11 thoughts on “Aercap prefs: how cheap is cheap enough?

  1. Thanks, Jeremy – enjoying this series of AER writeups.

    I’m sure you saw that Norwegian Air Shuttle threw in the towel yesterday, inviting creditors and lessors to convert to equity. Norwegian made up 3.4% of AER’s 2019 lease revenue (5th largest lessee), so perhaps this is already more than priced in.

    How do you expect AER to play its cards in this situation? What would it take for them to convert?

    • hi there. yes Norwegian is a walking bankruptcy and I fully expect them to file. this D/E swap makes no sense (from AER’s perspective). Norwegian has 6 very young Dreamliners (avg age 3-4yrs) out on lease. If I was Aengus there is no way I would accept equity in new Norwegian instead of my lease payments on these aircraft.
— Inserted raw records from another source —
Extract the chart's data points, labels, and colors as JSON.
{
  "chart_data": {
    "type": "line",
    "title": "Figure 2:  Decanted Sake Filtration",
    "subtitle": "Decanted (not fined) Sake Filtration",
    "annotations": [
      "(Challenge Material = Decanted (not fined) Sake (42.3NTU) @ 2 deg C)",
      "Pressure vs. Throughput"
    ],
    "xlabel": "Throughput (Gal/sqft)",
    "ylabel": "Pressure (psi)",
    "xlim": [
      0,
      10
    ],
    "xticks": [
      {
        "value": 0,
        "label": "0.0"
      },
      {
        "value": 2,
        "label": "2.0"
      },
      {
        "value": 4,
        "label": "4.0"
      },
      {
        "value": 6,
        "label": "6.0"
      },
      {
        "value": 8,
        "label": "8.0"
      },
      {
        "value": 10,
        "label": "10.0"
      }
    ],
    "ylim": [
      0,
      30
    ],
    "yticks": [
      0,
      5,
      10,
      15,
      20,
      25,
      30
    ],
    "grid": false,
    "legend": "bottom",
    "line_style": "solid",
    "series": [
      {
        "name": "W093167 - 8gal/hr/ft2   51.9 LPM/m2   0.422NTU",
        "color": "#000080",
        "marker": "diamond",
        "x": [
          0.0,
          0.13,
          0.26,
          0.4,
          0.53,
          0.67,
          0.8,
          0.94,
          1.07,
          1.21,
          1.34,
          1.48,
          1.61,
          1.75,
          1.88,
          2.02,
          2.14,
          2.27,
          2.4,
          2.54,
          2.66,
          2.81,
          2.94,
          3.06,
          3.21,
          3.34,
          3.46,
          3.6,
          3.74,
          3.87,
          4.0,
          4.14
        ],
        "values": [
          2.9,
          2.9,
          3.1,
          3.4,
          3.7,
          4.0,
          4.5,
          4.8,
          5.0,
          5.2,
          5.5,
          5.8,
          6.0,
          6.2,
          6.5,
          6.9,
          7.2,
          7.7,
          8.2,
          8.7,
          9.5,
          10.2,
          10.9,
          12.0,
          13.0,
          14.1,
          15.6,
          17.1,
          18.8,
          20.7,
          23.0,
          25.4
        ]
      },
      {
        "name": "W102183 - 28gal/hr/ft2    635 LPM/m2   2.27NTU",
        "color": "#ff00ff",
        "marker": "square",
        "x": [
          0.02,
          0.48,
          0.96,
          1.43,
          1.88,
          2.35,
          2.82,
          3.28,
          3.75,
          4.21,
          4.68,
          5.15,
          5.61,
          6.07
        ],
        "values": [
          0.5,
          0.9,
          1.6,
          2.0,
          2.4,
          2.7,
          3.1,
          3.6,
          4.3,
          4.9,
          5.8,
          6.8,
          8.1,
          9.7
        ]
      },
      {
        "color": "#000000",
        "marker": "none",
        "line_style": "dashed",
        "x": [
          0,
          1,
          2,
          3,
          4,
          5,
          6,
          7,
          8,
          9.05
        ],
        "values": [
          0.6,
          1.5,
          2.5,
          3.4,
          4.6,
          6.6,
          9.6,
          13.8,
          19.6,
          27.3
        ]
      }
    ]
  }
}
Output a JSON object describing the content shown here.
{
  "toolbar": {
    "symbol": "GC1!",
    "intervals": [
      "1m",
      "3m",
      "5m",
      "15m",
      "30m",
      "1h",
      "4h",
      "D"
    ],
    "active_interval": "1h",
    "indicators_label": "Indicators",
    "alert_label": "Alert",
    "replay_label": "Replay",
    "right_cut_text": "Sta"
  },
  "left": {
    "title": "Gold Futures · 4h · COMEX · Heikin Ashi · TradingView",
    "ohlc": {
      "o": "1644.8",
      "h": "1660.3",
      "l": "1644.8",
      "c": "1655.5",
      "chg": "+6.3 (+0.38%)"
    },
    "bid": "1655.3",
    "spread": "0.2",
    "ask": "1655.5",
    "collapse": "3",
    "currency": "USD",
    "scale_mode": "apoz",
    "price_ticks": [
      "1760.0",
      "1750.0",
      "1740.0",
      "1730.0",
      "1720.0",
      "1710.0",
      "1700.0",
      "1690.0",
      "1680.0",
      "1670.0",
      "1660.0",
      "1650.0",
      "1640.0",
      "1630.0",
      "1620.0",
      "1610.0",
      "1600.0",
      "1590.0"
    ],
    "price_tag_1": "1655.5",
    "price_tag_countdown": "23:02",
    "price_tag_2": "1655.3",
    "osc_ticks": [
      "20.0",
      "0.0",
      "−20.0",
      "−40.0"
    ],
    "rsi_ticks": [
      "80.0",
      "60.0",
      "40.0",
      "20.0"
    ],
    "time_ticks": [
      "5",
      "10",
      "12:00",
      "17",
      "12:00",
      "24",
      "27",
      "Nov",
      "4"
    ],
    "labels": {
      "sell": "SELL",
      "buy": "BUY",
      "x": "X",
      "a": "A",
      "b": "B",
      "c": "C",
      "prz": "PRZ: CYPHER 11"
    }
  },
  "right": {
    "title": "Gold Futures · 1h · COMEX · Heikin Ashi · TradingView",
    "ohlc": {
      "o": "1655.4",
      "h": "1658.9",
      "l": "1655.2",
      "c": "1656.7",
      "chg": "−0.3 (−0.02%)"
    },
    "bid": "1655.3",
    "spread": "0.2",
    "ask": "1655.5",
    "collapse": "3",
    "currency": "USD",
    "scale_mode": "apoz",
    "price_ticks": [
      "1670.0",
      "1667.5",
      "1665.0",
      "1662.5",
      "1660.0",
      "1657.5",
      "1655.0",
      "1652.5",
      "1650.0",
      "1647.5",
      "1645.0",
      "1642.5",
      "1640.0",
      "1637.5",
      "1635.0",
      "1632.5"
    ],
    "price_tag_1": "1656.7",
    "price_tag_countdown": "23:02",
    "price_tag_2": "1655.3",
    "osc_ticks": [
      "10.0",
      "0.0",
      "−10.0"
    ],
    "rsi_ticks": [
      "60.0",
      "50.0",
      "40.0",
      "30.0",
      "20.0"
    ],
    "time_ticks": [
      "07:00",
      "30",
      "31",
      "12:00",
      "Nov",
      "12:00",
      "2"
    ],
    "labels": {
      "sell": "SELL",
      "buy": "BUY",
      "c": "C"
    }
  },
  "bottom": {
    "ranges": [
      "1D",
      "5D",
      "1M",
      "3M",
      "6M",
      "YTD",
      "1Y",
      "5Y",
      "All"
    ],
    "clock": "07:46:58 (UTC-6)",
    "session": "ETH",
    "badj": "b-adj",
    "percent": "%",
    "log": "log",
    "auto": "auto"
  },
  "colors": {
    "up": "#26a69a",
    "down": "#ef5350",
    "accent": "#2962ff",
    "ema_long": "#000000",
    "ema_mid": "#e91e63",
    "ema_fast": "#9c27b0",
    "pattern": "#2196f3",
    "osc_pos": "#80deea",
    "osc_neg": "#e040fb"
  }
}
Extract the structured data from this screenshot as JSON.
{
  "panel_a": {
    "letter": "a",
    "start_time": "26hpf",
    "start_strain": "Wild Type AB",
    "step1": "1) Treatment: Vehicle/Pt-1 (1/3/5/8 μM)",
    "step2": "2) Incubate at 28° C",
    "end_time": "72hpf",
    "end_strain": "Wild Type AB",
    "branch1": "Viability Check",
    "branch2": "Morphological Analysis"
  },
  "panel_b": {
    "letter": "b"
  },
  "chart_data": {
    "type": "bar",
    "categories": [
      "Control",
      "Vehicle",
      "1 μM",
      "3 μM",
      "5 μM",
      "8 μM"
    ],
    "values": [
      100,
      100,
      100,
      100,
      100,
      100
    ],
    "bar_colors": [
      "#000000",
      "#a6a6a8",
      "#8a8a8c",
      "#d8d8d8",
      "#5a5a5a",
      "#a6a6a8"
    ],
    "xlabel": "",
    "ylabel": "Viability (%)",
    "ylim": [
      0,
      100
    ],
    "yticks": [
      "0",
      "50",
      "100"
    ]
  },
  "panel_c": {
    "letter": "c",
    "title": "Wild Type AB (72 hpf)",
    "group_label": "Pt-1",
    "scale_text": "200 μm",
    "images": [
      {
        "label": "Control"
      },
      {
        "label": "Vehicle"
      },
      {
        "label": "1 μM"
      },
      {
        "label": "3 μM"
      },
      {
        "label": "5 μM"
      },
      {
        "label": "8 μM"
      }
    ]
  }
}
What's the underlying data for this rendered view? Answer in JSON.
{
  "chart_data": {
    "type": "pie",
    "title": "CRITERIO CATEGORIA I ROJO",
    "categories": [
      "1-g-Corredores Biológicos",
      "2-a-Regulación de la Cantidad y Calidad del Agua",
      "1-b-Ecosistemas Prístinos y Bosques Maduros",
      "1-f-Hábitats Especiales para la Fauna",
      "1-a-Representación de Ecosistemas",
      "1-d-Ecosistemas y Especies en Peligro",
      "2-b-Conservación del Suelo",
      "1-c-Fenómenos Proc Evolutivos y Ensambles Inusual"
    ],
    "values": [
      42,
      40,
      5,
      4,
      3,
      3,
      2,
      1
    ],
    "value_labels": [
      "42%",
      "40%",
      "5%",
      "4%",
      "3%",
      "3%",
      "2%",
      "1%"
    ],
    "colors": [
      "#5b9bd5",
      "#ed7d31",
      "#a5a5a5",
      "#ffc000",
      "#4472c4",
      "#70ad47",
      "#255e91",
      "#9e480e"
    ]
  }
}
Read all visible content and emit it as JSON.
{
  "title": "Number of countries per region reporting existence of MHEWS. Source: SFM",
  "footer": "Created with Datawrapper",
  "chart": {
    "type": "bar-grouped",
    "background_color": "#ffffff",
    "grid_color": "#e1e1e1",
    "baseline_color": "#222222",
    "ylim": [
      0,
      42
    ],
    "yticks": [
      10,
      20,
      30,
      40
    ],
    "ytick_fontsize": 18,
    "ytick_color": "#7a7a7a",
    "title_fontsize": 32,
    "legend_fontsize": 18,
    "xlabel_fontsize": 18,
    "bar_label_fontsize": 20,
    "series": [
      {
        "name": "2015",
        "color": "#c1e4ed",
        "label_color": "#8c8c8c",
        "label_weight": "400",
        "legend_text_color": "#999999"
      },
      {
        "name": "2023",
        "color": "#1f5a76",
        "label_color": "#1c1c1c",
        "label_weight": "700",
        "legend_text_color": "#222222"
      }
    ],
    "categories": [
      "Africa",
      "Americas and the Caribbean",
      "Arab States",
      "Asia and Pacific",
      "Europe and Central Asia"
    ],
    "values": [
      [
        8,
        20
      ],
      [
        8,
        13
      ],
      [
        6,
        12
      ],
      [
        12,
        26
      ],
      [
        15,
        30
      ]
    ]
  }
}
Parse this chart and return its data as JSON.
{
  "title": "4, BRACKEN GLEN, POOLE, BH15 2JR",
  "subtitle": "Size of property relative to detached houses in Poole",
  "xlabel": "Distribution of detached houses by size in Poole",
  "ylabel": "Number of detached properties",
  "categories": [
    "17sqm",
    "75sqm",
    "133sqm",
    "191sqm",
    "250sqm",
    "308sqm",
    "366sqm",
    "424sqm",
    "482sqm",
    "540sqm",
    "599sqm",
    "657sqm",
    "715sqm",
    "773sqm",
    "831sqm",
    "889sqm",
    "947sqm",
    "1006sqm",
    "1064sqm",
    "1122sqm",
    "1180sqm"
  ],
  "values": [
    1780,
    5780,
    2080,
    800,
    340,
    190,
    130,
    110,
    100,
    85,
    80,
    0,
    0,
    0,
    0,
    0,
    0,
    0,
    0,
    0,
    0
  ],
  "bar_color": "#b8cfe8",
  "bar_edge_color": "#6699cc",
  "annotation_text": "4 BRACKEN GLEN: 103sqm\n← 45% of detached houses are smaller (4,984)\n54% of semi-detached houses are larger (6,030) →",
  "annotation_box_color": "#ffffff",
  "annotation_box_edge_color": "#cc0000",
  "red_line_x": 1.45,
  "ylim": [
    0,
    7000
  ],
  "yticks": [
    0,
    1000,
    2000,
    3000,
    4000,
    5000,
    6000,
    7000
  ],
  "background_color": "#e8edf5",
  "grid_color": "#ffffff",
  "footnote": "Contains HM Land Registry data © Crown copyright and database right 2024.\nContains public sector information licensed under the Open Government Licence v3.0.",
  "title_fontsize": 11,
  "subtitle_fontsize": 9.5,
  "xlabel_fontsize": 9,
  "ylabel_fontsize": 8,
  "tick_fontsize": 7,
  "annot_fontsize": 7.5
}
I would much rather repossess, warehouse them for a year, and then release them to another airline who retires some of their very old wide bodies in the meantime. let’s see how it plays out but I don’t think swapping leases for equity is part of AER’s playbook at any time. i would guess they rather take the planes and take a risk on the market coming back, even in 1+ yrs, on very young next-gen aircraft like this.

      • Thanks for the quick reply. Would you happen to know what other lessors are exposed to Norwegian? Can you see any scenario in which any of them would agree to convert?

        (Full disclosure: short Norwegian.)

      • no clue. i doubt many of them would take this deal but depends on the aircraft collateral.

        i was short norwegian all of last yr as this has been a long time coming. clearly the equity a zero now but quite expensive to carry the trade and hard to borrow

  2. Hi – could I get your thoughts on Fly Leasing please? (FLY:US). Seems like they are undervalued relative to Aercap, focus on narrow bodied planes which should be the first to recover vs wide bodied planes (Aercap), and great liquidity, can go over a year with zero revenue. Also a lot of exposure in Asia.

    • sorry – i’m really not a fan of FLY. bad structure (outsourced third-part manager); bad CEO (guy who blew up GPA); bad cap structure (much more secured debt); massive customer concentration risk (AirAsia, not the best counterparts as an LCC and not a flag carrier). Its not that much cheaper than AER and it is MUCH dicier when you add up all these risks.

  3. Hi Jeremy!
    Really like your work and view on investment.
    i’m new to value investing (1 year~) and been reading graham,fischer,lynch,pabrai and more.
    as of now,and the foreseeable future, i’m not confident in my investment analysis skills. so i’m a shameless cloner, for now, as mohnish suggests. do you disclose your positions in some form,even with a 13f delay?

    • hi there. i disclose my relevant positioning at the bottom of the articles. my positioning is subject to frequent change, and will change without notice. that’s how it goes.

  4. Dear Jeremy,

    thank you for your thoughts. I have a question regarding AER’s recent draw on their credit line. They initially announced that they’re going to draw down some or all of their 6.6 billion in available credit facilities. In March they ended up announcing that they drew down 4 billion in total. Do you think that AER chose to not exhaust all credit lines at once or do you think some of their lenders ended up pulling out due to e.g. force majeure? If some lenders got cold feet, do you think that may be a sign of AER’s access to additional funds being restricted for the nest 1-2 years?

    Stay healthy!

    • hi Chris – sorry but I don’t know how much they have really drawn on the line or what they’re thinking. there is no realistic way they run into liquidity issues for at least a year, even in the most adverse scenario (no revenues/no ability to defer capex) so they probably just drew down what they thought was prudent for now. i expect the tone on the upcoming earnings call to be much more measured/calm than the market price of the stock is implying.

  5. Hi Jeremy,

    Enjoyed your write-ups on AER so far, and also a heavy position for me as well on the equity side. Have you thought of if AER tenders the pref through a broker using a cheaper senior instruments? Mostly lazy on my end for not having read the doc.

    Besides, I am also thinking if there is a pair trade against Avolon on the credit, in case you are thinking along that line.